Liga hiszpańska. Real remisuje, Jose atakuje

Real Madryt tylko zremisował z ostatnią Almerią 1:1 i w połowie sezonu traci do prowadzącej Barcelony cztery punkty. Katalończycy pokonali Malagę 4:1

Zobacz remis Realu - na Z Czuba.tv ?

Real mógł uratować trzy punkty, ale w doliczonym czasie Cristiano Ronaldo z rzutu wolnego trafił w poprzeczkę i jego drużyna czwarty raz w tym sezonie straciła punkty w lidze. Wcześniej "Królewscy" zremisowali z Levante oraz Mallorcą i przegrali 0:5 z Barceloną.

.- Mieliśmy udaną pierwszą rundę. Mam tylko nadzieję, że w drugiej sędzia Miguel Ángel Pérez Lasa nie będzie sędziował meczów naszych i Barcelony - mówił trener Realu Jose Mourinho.

Dziennikarze madryckiego dziennika "As" naliczyli aż trzy sytuacje, w których arbiter powinien podyktować rzuty karne dla jego drużyny. Niemal na pewno jedenastka należała się gościom po faulu na Karimie Benzemie. - Gdy nie mogę mówić dobrze o arbitrze, wolę nie mówić nic. Powiem wam tylko, że Pérez Lasa znam od 1996 r. Przez 15 lat ludzie się zmieniają, a on jest dokładnie taki sam - mówił trener Realu.

Mourinho pierwszy raz od tygodni zostawił na ławce rezerwowych Benzemę. Francuz jest jego jedynym napastnikiem, ale zawodzi, w lidze strzelił tylko jednego gola, po środowych derbach Madrytu w Pucharze Króla został wygwizdany.

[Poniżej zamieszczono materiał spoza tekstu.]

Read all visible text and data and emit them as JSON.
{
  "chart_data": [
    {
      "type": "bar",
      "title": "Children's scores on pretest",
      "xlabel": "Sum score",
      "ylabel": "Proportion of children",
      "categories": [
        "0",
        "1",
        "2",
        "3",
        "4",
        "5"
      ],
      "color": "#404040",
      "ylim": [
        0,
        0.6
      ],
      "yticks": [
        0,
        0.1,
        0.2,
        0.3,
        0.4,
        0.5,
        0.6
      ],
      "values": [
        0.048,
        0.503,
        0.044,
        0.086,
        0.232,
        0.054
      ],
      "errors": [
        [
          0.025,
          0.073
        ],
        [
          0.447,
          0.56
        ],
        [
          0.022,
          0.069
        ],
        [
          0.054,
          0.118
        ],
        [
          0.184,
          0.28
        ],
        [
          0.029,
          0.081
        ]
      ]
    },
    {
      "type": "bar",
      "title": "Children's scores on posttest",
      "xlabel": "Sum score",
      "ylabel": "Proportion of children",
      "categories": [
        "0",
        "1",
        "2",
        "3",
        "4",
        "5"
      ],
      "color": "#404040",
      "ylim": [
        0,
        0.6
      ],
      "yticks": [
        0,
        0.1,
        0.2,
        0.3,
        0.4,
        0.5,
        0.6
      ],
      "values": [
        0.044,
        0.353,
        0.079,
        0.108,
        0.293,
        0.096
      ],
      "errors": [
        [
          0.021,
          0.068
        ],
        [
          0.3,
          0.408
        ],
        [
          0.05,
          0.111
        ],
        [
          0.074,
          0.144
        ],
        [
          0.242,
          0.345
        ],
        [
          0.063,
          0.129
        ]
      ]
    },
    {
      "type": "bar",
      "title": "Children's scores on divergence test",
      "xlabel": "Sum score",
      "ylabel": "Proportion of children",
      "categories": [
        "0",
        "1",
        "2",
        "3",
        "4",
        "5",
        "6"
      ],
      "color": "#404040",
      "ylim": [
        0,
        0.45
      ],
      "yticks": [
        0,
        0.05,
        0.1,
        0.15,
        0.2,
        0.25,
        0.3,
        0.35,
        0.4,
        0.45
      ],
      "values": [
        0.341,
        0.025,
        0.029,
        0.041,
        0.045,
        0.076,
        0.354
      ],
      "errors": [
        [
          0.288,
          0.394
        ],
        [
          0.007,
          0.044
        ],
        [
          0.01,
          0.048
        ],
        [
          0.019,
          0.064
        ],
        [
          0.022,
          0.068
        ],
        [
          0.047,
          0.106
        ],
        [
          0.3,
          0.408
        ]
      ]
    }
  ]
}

Gonzalo Higuain, najlepszy napastnik Realu, niedawno przeszedł operację kręgosłupa, najprawdopodobniej w tym sezonie już nie zagra.

Trener od tygodni nalegał na transfer specjalisty od strzelania goli, narzekał, że jego koledzy w Arsenalu i Milanie mają pięciu napastników, a on musi sobie radzić z jednym.

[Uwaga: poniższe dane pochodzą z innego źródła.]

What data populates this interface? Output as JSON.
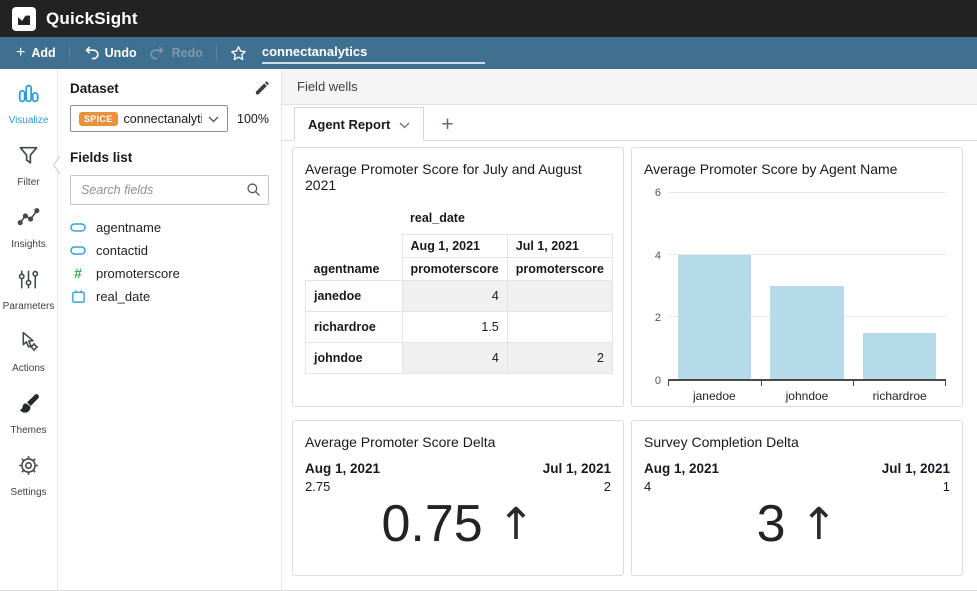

Prezes Florentino Perez długo nie chciał słyszeć o nowym snajperze, liczył, że Higuain wróci do gry w marcu. Po operacji i wyroku lekarzy zmienił zdanie. Real zaczął szukać napastnika na pół roku, który mógłby grać w Lidze Mistrzów. O transferze definitywnym nie ma mowy, wielkie pieniądze Perez chce wydać dopiero latem.

Od kilku dni łamy gazet uginały się od nazwisk kandydatów. "Królewscy" mieli interesować się m.in. Theofanisem Gekasem z Eintrachtu i Andym Carrolem z Newcastle. W sobotę niemiecki "Kicker" podał jednak, że Real chciałby ściągnąć van Nistelrooya, który rok temu przeszedł do Hamburga z ....Realu. - To jedyny klub, do którego mógłbym odejść - powiedział 35-letni Holender po sobotnim meczu z Schalke, w którym strzelił zwycięskiego gola.

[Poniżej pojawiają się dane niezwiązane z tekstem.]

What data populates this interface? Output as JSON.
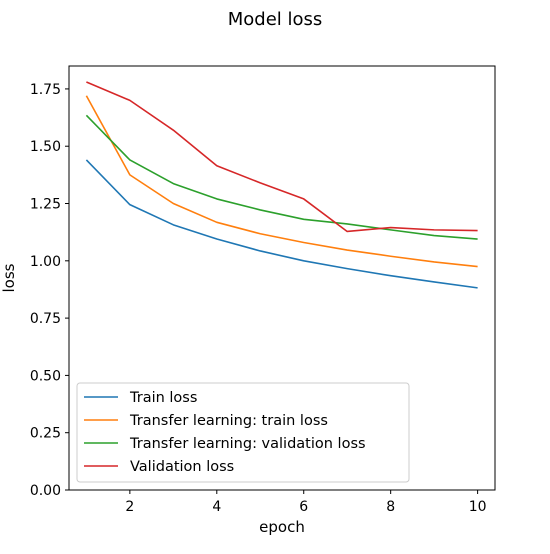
{
  "chart_data": {
    "type": "line",
    "title": "Model loss",
    "xlabel": "epoch",
    "ylabel": "loss",
    "xlim": [
      0.6,
      10.4
    ],
    "ylim": [
      0,
      1.85
    ],
    "x": [
      1,
      2,
      3,
      4,
      5,
      6,
      7,
      8,
      9,
      10
    ],
    "xticks": [
      2,
      4,
      6,
      8,
      10
    ],
    "xtick_labels": [
      "2",
      "4",
      "6",
      "8",
      "10"
    ],
    "yticks": [
      0,
      0.25,
      0.5,
      0.75,
      1.0,
      1.25,
      1.5,
      1.75
    ],
    "ytick_labels": [
      "0.00",
      "0.25",
      "0.50",
      "0.75",
      "1.00",
      "1.25",
      "1.50",
      "1.75"
    ],
    "grid": false,
    "legend_position": "lower-left",
    "series": [
      {
        "name": "Train loss",
        "color": "#1f77b4",
        "values": [
          1.44,
          1.245,
          1.157,
          1.095,
          1.043,
          1.0,
          0.966,
          0.935,
          0.908,
          0.882
        ]
      },
      {
        "name": "Transfer learning: train loss",
        "color": "#ff7f0e",
        "values": [
          1.72,
          1.375,
          1.25,
          1.168,
          1.118,
          1.08,
          1.047,
          1.02,
          0.995,
          0.975
        ]
      },
      {
        "name": "Transfer learning: validation loss",
        "color": "#2ca02c",
        "values": [
          1.635,
          1.44,
          1.337,
          1.27,
          1.222,
          1.181,
          1.161,
          1.135,
          1.11,
          1.095
        ]
      },
      {
        "name": "Validation loss",
        "color": "#d62728",
        "values": [
          1.78,
          1.7,
          1.57,
          1.415,
          1.34,
          1.27,
          1.128,
          1.145,
          1.135,
          1.132
        ]
      }
    ]
  }
}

Dyrektor Realu Jorge Valdano powiedział jednak, że transfer będzie bardzo trudny. Hamburg nie chce się bowiem zgodzić na wypożyczenie piłkarza, któremu latem kończy się kontrakt. Wczoraj Bastian Reinhardt, dyrektor sportowy HSV, ogłosił, że napastnik zostanie w Niemczech.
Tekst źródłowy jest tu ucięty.